The purpose of Figure 2. is to show the different types of data sent out via the RS232 port and the times that they occur.

When ‘PIN_CoordReady’ goes high, target locations are latched and the navigation module begins route calculations and sends the robot one unit of movement in the X direction. When movement is done signaled by ‘PIN_Busy’ going low results in soil sampling to begin signaled by ‘PIN_busy_measuring’ going high. MsrType data is then collected followed by Quality measurements. When soil sampling is finished, the robot sits where it is waiting for new target coordinates.

At the same time, data is being sent out via the RS 232 port. ‘PIN_sensor_ready’ and ‘PIN_transmit_ready’ are internal handshaking lines between the Instrumentation module and the Output module that are used to show when data is latched. Upon a high to low transition of ‘PIN_transmit_ready’ , new data is latched into a shift register and sent out of the RS 232 port. Looking at Figure 2. after the first transition, Kryptonite level data is latched while the robot is moving. At the second transition, the robot has finished moving and MsrType data is latched. This data is always sent when the target location is reached. At the third transition Quality data is latched and sent. This type of data is taken by a soil sampler if the Kryptonite level is above a threshold. At the next transition Kryptonite level data is sent and will continue to be sent until the robot makes another move and stops.

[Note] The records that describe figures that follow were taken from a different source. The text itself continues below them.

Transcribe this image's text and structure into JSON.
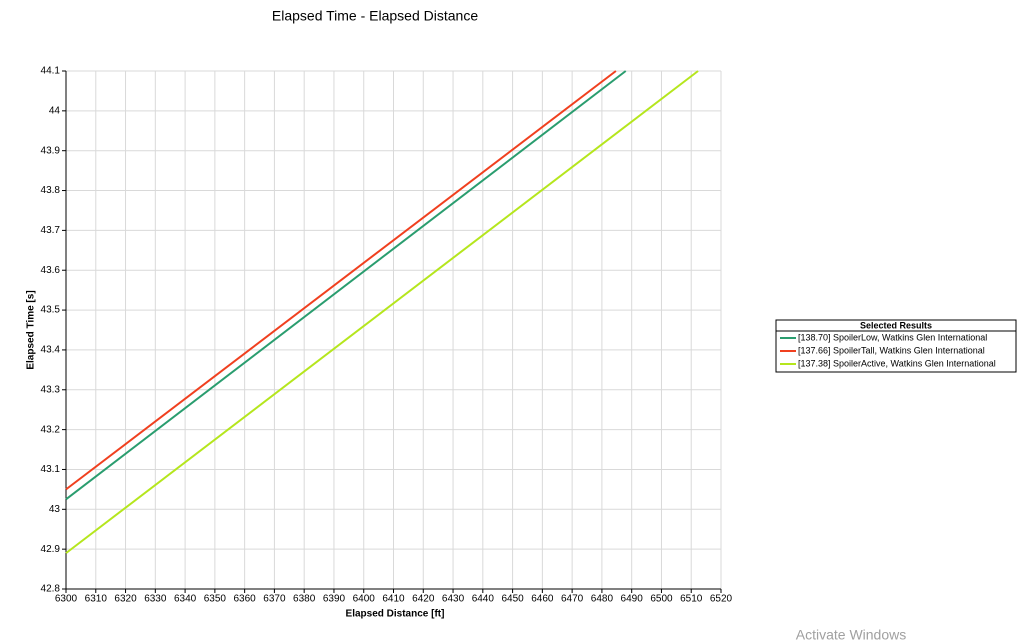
{
  "chart_data": {
    "type": "line",
    "title": "Elapsed Time - Elapsed Distance",
    "x_label": "Elapsed Distance [ft]",
    "y_label": "Elapsed Time [s]",
    "legend_title": "Selected Results",
    "legend_position": "right",
    "grid": true,
    "series": [
      {
        "name": "[138.70] SpoilerLow, Watkins Glen International",
        "color": "#2a9d6f",
        "x": [
          6300,
          6488
        ],
        "values": [
          43.025,
          44.1
        ]
      },
      {
        "name": "[137.66] SpoilerTall, Watkins Glen International",
        "color": "#f0401f",
        "x": [
          6300,
          6484.7
        ],
        "values": [
          43.05,
          44.1
        ]
      },
      {
        "name": "[137.38] SpoilerActive, Watkins Glen International",
        "color": "#b5e61d",
        "x": [
          6300,
          6512.3
        ],
        "values": [
          42.89,
          44.1
        ]
      }
    ],
    "xlim": [
      6300,
      6520
    ],
    "xticks": [
      6300,
      6310,
      6320,
      6330,
      6340,
      6350,
      6360,
      6370,
      6380,
      6390,
      6400,
      6410,
      6420,
      6430,
      6440,
      6450,
      6460,
      6470,
      6480,
      6490,
      6500,
      6510,
      6520
    ],
    "ylim": [
      42.8,
      44.1
    ],
    "yticks": [
      42.8,
      42.9,
      43,
      43.1,
      43.2,
      43.3,
      43.4,
      43.5,
      43.6,
      43.7,
      43.8,
      43.9,
      44,
      44.1
    ]
  },
  "watermark": "Activate Windows"
}
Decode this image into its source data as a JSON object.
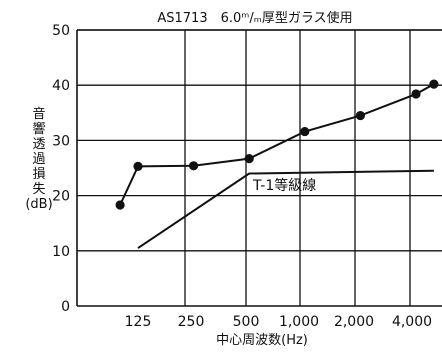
{
  "chart_data": {
    "type": "line",
    "title": "AS1713　6.0ᵐ/ₘ厚型ガラス使用",
    "xlabel": "中心周波数(Hz)",
    "ylabel": "音響透過損失(dB)",
    "ylabel_lines": [
      "音",
      "響",
      "透",
      "過",
      "損",
      "失",
      "(dB)"
    ],
    "categories": [
      "125",
      "250",
      "500",
      "1,000",
      "2,000",
      "4,000"
    ],
    "ylim": [
      0,
      50
    ],
    "yticks": [
      0,
      10,
      20,
      30,
      40,
      50
    ],
    "grid": true,
    "series": [
      {
        "role": "measured",
        "markers": true,
        "points": [
          {
            "x": 100,
            "y": 18.3
          },
          {
            "x": 125,
            "y": 25.3
          },
          {
            "x": 250,
            "y": 25.4
          },
          {
            "x": 500,
            "y": 26.7
          },
          {
            "x": 1000,
            "y": 31.6
          },
          {
            "x": 2000,
            "y": 34.5
          },
          {
            "x": 4000,
            "y": 38.4
          },
          {
            "x": 5000,
            "y": 40.2
          }
        ]
      },
      {
        "name": "T-1等級線",
        "role": "reference",
        "markers": false,
        "points": [
          {
            "x": 125,
            "y": 10.5
          },
          {
            "x": 500,
            "y": 24.0
          },
          {
            "x": 5000,
            "y": 24.5
          }
        ]
      }
    ],
    "annotations": [
      {
        "text": "T-1等級線",
        "series": "T-1等級線"
      }
    ],
    "colors": {
      "line": "#111111",
      "grid": "#111111",
      "background": "#ffffff"
    }
  }
}
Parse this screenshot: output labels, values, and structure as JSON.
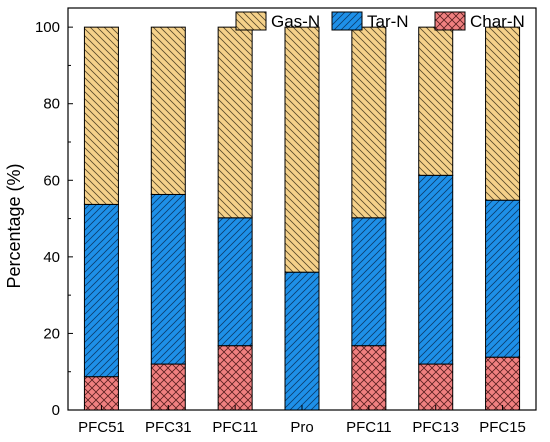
{
  "chart_data": {
    "type": "bar",
    "stacked": true,
    "categories": [
      "PFC51",
      "PFC31",
      "PFC11",
      "Pro",
      "PFC11",
      "PFC13",
      "PFC15"
    ],
    "series": [
      {
        "name": "Char-N",
        "values": [
          8.7,
          12.0,
          16.8,
          0,
          16.8,
          12.0,
          13.8
        ],
        "color": "#f08080",
        "pattern": "crosshatch"
      },
      {
        "name": "Tar-N",
        "values": [
          45.0,
          44.3,
          33.4,
          36.0,
          33.4,
          49.3,
          41.0
        ],
        "color": "#1e90e8",
        "pattern": "diagonal-right"
      },
      {
        "name": "Gas-N",
        "values": [
          46.3,
          43.7,
          49.8,
          64.0,
          49.8,
          38.7,
          45.2
        ],
        "color": "#f5d18a",
        "pattern": "diagonal-left"
      }
    ],
    "legend_order": [
      "Gas-N",
      "Tar-N",
      "Char-N"
    ],
    "legend_position": "top",
    "xlabel": "",
    "ylabel": "Percentage (%)",
    "ylim": [
      0,
      105
    ],
    "yticks": [
      0,
      20,
      40,
      60,
      80,
      100
    ],
    "grid": false
  }
}
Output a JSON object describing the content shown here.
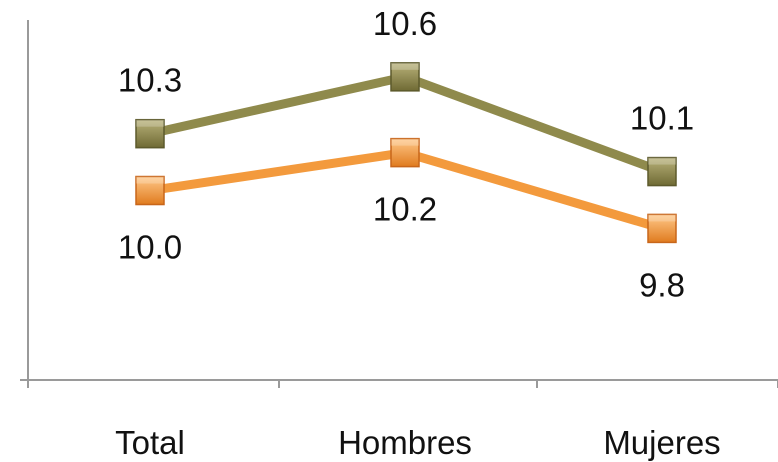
{
  "chart_data": {
    "type": "line",
    "categories": [
      "Total",
      "Hombres",
      "Mujeres"
    ],
    "series": [
      {
        "values": [
          10.3,
          10.6,
          10.1
        ],
        "value_labels": [
          "10.3",
          "10.6",
          "10.1"
        ],
        "color": "#8f8a4c",
        "label_position": "above"
      },
      {
        "values": [
          10.0,
          10.2,
          9.8
        ],
        "value_labels": [
          "10.0",
          "10.2",
          "9.8"
        ],
        "color": "#f39a3d",
        "label_position": "below"
      }
    ],
    "ylim": [
      9.0,
      10.9
    ],
    "marker": "square",
    "grid": false,
    "legend": "none"
  }
}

Figure 3. will show in detail the signals sent to each of the phases of the motors during a move towards a target location. New coordinates are only latched when the robot is not busy moving or taking measurements. A target location of (6,3) is latched when ‘PIN_CoordReady’ goes high. The initial coordinates of the robot are (4,4). Therefor the robot must move two units in the positive X direction, turn left 90 degrees, move backwards one unit in the Y direction, and then turn right 90 degrees so that the robot always ends a move with the same orientation. The ‘PIN_Phases’ signal is a four bit vector with each bit corresponding to a phase of the stepper motor. A stepping sequence of C,6,3,9(hex) causes the motor to turn forward and C,9,3,6 reverses the motor. During a turn one of the motors turns forward while the other reverses. For this simulation a forward command results in three iterations of the stepping sequence and a reverse results in two iterations. A turn command causes only one iteration.

Figures 4. and 5. show both a general and a detailed view of the serial output module. In particular the operation of the handshaking lines and the reset are demonstrated. The framing and output of the RS-232 stream is also illustrated. Note that after the two data frames are sent, the TX line is held in the idle state to allow the clocks to resynchronize.

Sim 4

Sim5

This 552 project was successful. All required features were functional by the end of the term. The end system achieved our design goals. Our system was flexible and could be easily reconfigured for different user applications simply by modifying the sensors. The system is easily expandable. Only 50% of the FPGA resources were consumed leaving plenty of room for new code. The modular design simplifies adding new functionality. Our main design goal, to create a system which can adapt to changing environmental conditions, was satisfied, but could be improved.

Completing the project however, required a very aggressive schedule. As none of our group members had any prior knowledge of VHDL, coding proved to be difficult. Good planning and verifying the correctness of components as early as possible, reduced the total development time and were directly responsible for the success of this project. After all simulations were complete assembling the system went very smoothly with only a few minor errors discovered. Debug cycles went quickly with the Altera tools. The reprogrammable device was very easy to load and code fixes could be easily tested.